Hong Kong: ritirata legge sulle estradizioni

Carrie Lam alla fine ha ceduto. Il governo di Hong Kong ha ritirato formalmente l’emendamento sull’estradizione verso la Cina che aveva scatenato le proteste degli ultimi mesi. In seguito, le manifestazioni anti-governative e pro-democrazia per la richiesta di riforme, tra cui il suffragio universale, sono diventate sempre più violente. Anticipato lo scorso mese, il ritiro, a 6 mesi dalla prima lettura da parte del Parlamento e a 8 mesi dall’annuncio del progetto, è avvenuto a pochi giorni dalla ripresa dei lavori dell’assemblea.

Il ritiro della proposta di legge è stato annunciato dal segretario per la Sicurezza John Lee. La misura era stata presentata come una mossa per rimediare a un vuoto legislativo emerso nel caso dell’omicidio avvenuto lo scorso anno a Taiwan di una donna di Hong Kong, Poon Hiu-wing, con il principale sospettato Chan Tong-kai fermato nell’ex colonia, ma che “non poteva essere estradato in alcuna parte della Repubblica popolare cinese”. Il provvedimento (“Fugitive Offenders and Mutual Legal Assistance in Criminal Matters Legislation (Amendment) Bill”) era finito nel mirino sui timori che diventasse un mezzo per estradare in Cina a fini politici, anche intercettando qualsiasi persona in transito a Hong Kong, attraverso un espediente che avrebbe limitato l’autonomia della città a favore di una maggiore intromissione di Pechino.

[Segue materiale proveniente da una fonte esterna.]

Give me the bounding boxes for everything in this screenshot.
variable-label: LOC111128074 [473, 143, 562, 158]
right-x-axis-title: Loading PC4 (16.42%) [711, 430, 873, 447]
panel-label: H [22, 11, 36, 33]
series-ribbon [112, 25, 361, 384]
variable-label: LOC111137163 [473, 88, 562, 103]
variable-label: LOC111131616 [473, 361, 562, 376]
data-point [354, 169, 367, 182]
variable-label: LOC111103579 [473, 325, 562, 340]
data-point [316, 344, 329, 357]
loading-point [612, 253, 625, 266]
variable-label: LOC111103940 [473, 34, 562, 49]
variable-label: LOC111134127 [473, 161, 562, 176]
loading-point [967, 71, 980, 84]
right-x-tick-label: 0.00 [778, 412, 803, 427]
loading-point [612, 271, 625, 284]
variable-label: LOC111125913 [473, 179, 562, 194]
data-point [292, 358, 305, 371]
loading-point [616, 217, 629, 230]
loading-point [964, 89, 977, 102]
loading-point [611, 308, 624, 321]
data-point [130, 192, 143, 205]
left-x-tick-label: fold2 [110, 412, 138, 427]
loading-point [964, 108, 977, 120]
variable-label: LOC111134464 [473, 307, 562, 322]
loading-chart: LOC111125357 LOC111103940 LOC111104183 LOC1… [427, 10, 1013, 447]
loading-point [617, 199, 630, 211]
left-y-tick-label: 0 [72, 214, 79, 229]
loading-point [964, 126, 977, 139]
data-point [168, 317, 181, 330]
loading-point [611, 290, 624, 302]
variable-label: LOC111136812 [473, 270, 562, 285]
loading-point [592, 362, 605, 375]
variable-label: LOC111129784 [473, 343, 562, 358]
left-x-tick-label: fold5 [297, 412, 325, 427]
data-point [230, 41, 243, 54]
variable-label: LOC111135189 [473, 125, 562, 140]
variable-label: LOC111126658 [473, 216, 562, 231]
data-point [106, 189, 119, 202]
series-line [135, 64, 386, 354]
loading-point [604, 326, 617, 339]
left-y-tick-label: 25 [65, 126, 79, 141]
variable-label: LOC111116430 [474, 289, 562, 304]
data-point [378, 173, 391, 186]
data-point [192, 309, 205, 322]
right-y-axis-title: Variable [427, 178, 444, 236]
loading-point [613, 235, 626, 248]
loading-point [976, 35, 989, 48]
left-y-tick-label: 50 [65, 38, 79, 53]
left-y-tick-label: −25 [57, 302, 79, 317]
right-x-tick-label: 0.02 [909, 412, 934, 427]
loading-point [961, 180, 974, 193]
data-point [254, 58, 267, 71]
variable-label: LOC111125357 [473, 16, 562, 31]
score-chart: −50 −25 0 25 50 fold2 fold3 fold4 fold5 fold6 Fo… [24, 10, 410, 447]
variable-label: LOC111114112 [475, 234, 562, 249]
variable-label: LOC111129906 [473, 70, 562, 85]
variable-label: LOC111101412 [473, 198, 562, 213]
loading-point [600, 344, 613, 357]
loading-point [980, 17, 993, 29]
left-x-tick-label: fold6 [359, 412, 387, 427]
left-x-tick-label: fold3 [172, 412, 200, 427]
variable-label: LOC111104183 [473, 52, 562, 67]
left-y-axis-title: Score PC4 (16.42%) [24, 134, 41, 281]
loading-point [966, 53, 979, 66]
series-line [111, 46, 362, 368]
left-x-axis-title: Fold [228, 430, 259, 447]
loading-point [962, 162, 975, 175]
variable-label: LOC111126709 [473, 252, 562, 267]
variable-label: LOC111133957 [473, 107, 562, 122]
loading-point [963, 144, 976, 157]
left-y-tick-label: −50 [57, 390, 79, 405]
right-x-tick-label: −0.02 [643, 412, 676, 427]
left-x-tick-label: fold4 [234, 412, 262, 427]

L’annuncio di Lee è avvenuto poche ore dopo la scarcerazione di Chan, condannato nel frattempo per essersi impossessato di soldi e beni di Poon. Chan, scusatosi appena varcato il portone della prigione, si ritiene debba tornare a Taiwan su base volontaria, nel mezzo del contenzioso tra Taipei e Hong Kong su come sia più appropriato organizzare la sua resa. La Lam è finita nel mirino per aver continuato a sostenere la misura sulle estradizioni in Cina nonostante il maxi corteo da oltre 2 milioni di persone sul totale di 7,4 milioni di abitanti di Hong Kong. La sospensione dell’esame del testo da parte Parlamento è maturata in seguito, il 15 giugno, in scia ai primi violenti scontri tra manifestanti e polizia, mentre la dichiarazione di “morte” dell’iter legislativo maturata successivamente non è servita a calmare le proteste. Anzi, sono aumentate di tono perché divenute iniziative anti-governative e pro-democrazia, con la richiesta di riforme a partire dal suffragio universale. Il 4 settembre, infine, la Lam ha annunciato che la proposta sarebbe stata ritirata formalmente a ottobre, in occasione della ripresa dei lavori della sessione del Parlamento, chiuso per i lavori di ristrutturazione resisi necessari per l’occupazione e le devastazioni di inizio luglio.

Il ministero degli Esteri cinese ha definito “rumor politici con motivi reconditi” l’ipotesi che il Financial Times ha riportato oggi sul piano al quale starebbe lavorando Pechino per sostituire a marzo la governatrice di Hong Kong, Carrie Lam, con una figura ad interim, nel mezzo delle proteste antigovernative partite a giugno. È quanto ha commentato la portavoce Hua Chunying, nel corso di una conferenza stampa.